Sur l’ensemble de l’année 2020, les ventes de foie gras pour la consommation à domicile ont connu une croissance « inespérée » de 1,8 % en volume et de 1,4 % en valeur par rapport à 2019. « Le foie gras a ainsi gagné 1,2 million d’acheteurs supplémentaires sur un an, pour atteindre un niveau record de 42,7 % de ménages acheteurs », souligne Marie-Pierre Pé, directrice du Cifog.

S’agissant des canaux de distribution, les hyper- et supermarchés restent majoritaires avec plus de 80 % des volumes écoulés. De son côté, le circuit court a « profité de l’effet du Covid. Les ventes à la ferme ont enregistré des records en 2020, en bondissant de 58,7 % par rapport à 2019 (1) », précise la directrice du Cifog.

Balance commerciale positive

Le commerce extérieur a également souffert du contexte sanitaire en 2020. En volume, exportations de foie gras cru ont reculé de 24 % sur un an, et celles de foie gras préparé de 15 %. En valeur, le repli total est de 19 %. « Il s’agit essentiellement de clients restaurateurs en Belgique et en Espagne, qui ont eux aussi été contraints de fermer leurs établissements. »

En parallèle les importations françaises ont diminué de 36 % en valeur. Par conséquent, la balance commerciale reste positive à 40,3 millions d’euros, soit plus d’un million d’euros supplémentaire par rapport à 2019.

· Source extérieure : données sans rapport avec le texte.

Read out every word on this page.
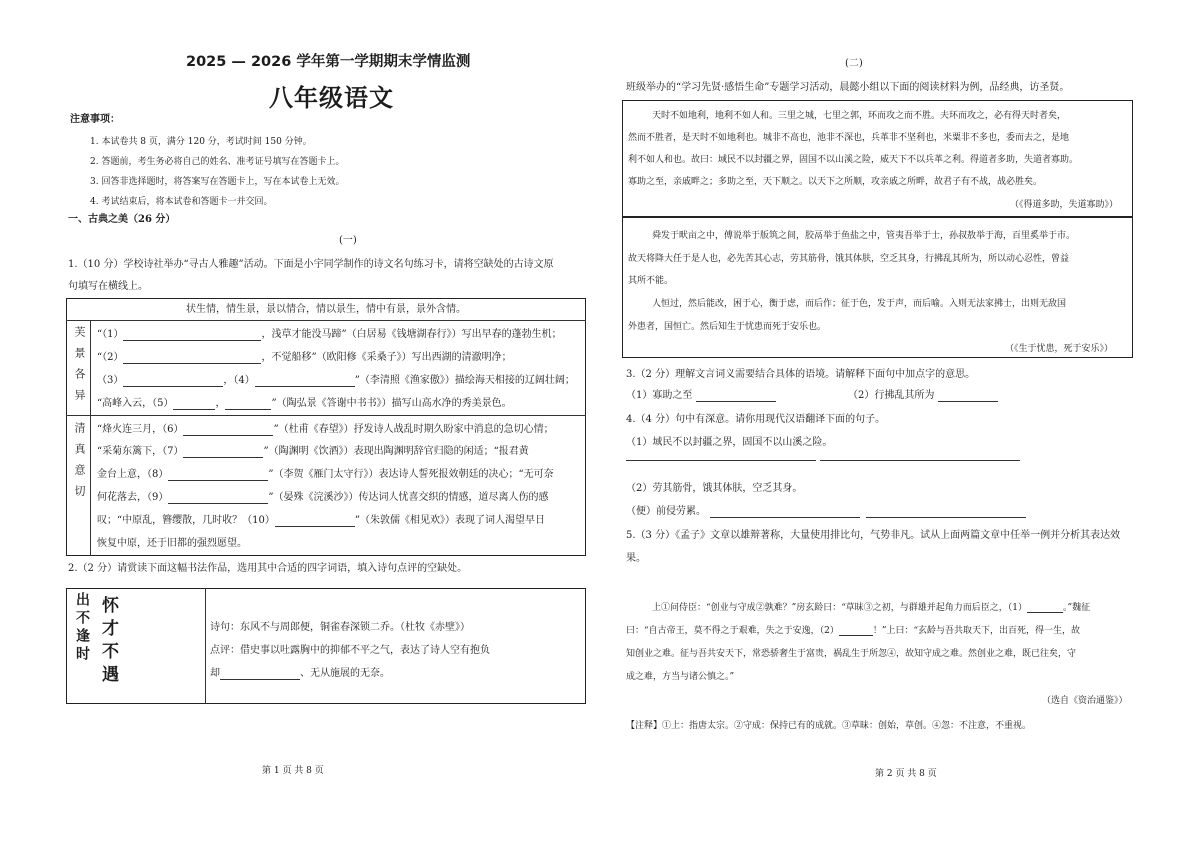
2025 — 2026 学年第一学期期末学情监测
八年级语文
注意事项：
1. 本试卷共 8 页，满分 120 分，考试时间 150 分钟。
2. 答题前，考生务必将自己的姓名、准考证号填写在答题卡上。
3. 回答非选择题时，将答案写在答题卡上，写在本试卷上无效。
4. 考试结束后，将本试卷和答题卡一并交回。
一、古典之美（26 分）
(一)
1.（10 分）学校诗社举办“寻古人雅趣”活动。下面是小宇同学制作的诗文名句练习卡，请将空缺处的古诗文原
句填写在横线上。
状生情，情生景，景以情合，情以景生，情中有景，景外含情。
芙景各异
清真意切
“（1）	，浅草才能没马蹄”（白居易《钱塘湖春行》）写出早春的蓬勃生机；
“（2）	，不觉船移”（欧阳修《采桑子》）写出西湖的清澈明净；
（3）	，（4）	”（李清照《渔家傲》）描绘海天相接的辽阔壮阔；
“高峰入云，（5）	，	”（陶弘景《答谢中书书》）描写山高水净的秀美景色。
“烽火连三月，（6）	”（杜甫《春望》）抒发诗人战乱时期久盼家中消息的急切心情；
“采菊东篱下，（7）	”（陶渊明《饮酒》）表现出陶渊明辞官归隐的闲适；“报君黄
金台上意，（8）	”（李贺《雁门太守行》）表达诗人誓死报效朝廷的决心；“无可奈
何花落去，（9）	”（晏殊《浣溪沙》）传达词人忧喜交织的情感，道尽离人伤的感
叹；“中原乱，簪缨散，几时收？（10）	”（朱敦儒《相见欢》）表现了词人渴望早日
恢复中原，还于旧都的强烈愿望。
2.（2 分）请赏读下面这幅书法作品，选用其中合适的四字词语，填入诗句点评的空缺处。
出不逢时 怀才不遇	诗句：东风不与周郎便，铜雀春深锁二乔。（杜牧《赤壁》）
点评：借史事以吐露胸中的抑郁不平之气，表达了诗人空有抱负
却	、无从施展的无奈。
第 1 页 共 8 页
(二)
班级举办的“学习先贤·感悟生命”专题学习活动，晨懿小组以下面的阅读材料为例，品经典，访圣贤。
天时不如地利，地利不如人和。三里之城，七里之郭，环而攻之而不胜。夫环而攻之，必有得天时者矣，
然而不胜者，是天时不如地利也。城非不高也，池非不深也，兵革非不坚利也，米粟非不多也，委而去之，是地
利不如人和也。故曰：域民不以封疆之界，固国不以山溪之险，威天下不以兵革之利。得道者多助，失道者寡助。
寡助之至，亲戚畔之；多助之至，天下顺之。以天下之所顺，攻亲戚之所畔，故君子有不战，战必胜矣。
（《得道多助，失道寡助》）
舜发于畎亩之中，傅说举于版筑之间，胶鬲举于鱼盐之中，管夷吾举于士，孙叔敖举于海，百里奚举于市。
故天将降大任于是人也，必先苦其心志，劳其筋骨，饿其体肤，空乏其身，行拂乱其所为，所以动心忍性，曾益
其所不能。
人恒过，然后能改，困于心，衡于虑，而后作；征于色，发于声，而后喻。入则无法家拂士，出则无敌国
外患者，国恒亡。然后知生于忧患而死于安乐也。
（《生于忧患，死于安乐》）
3.（2 分）理解文言词义需要结合具体的语境。请解释下面句中加点字的意思。
（1）寡助之至	（2）行拂乱其所为
4.（4 分）句中有深意。请你用现代汉语翻译下面的句子。
（1）域民不以封疆之界，固国不以山溪之险。
（2）劳其筋骨，饿其体肤，空乏其身。
（便）前侵劳累。
5.（3 分）《孟子》文章以雄辩著称，大量使用排比句，气势非凡。试从上面两篇文章中任举一例并分析其表达效
果。
上①问侍臣：“创业与守成②孰难？”房玄龄曰：“草昧③之初，与群雄并起角力而后臣之，（1）	。”魏征
曰：“自古帝王，莫不得之于艰难，失之于安逸，（2）	！”上曰：“玄龄与吾共取天下，出百死，得一生，故
知创业之难。征与吾共安天下，常恐骄奢生于富贵，祸乱生于所忽④，故知守成之难。然创业之难，既已往矣，守
成之难，方当与诸公慎之。”
（选自《资治通鉴》）
【注释】①上：指唐太宗。②守成：保持已有的成就。③草昧：创始，草创。④忽：不注意，不重视。
第 2 页 共 8 页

6,7 millions de canards « perdus »

Après une année 2020 difficile, la filière débute 2021 « nettement fragilisée ». Car à la crise du Covid-19 s’ajoute celle du virus H5N8 de l’influenza aviaire hautement pathogène. « Au total, ce sont 6,7 millions de canards estimés perdus pour la production française », estime Marie-Pierre Pé. Ce chiffre comprend les canards abattus préventivement, ceux victimes du virus H5N8, ainsi que les animaux « qui ne pourront pas être mis en production depuis le début de l’épizootie »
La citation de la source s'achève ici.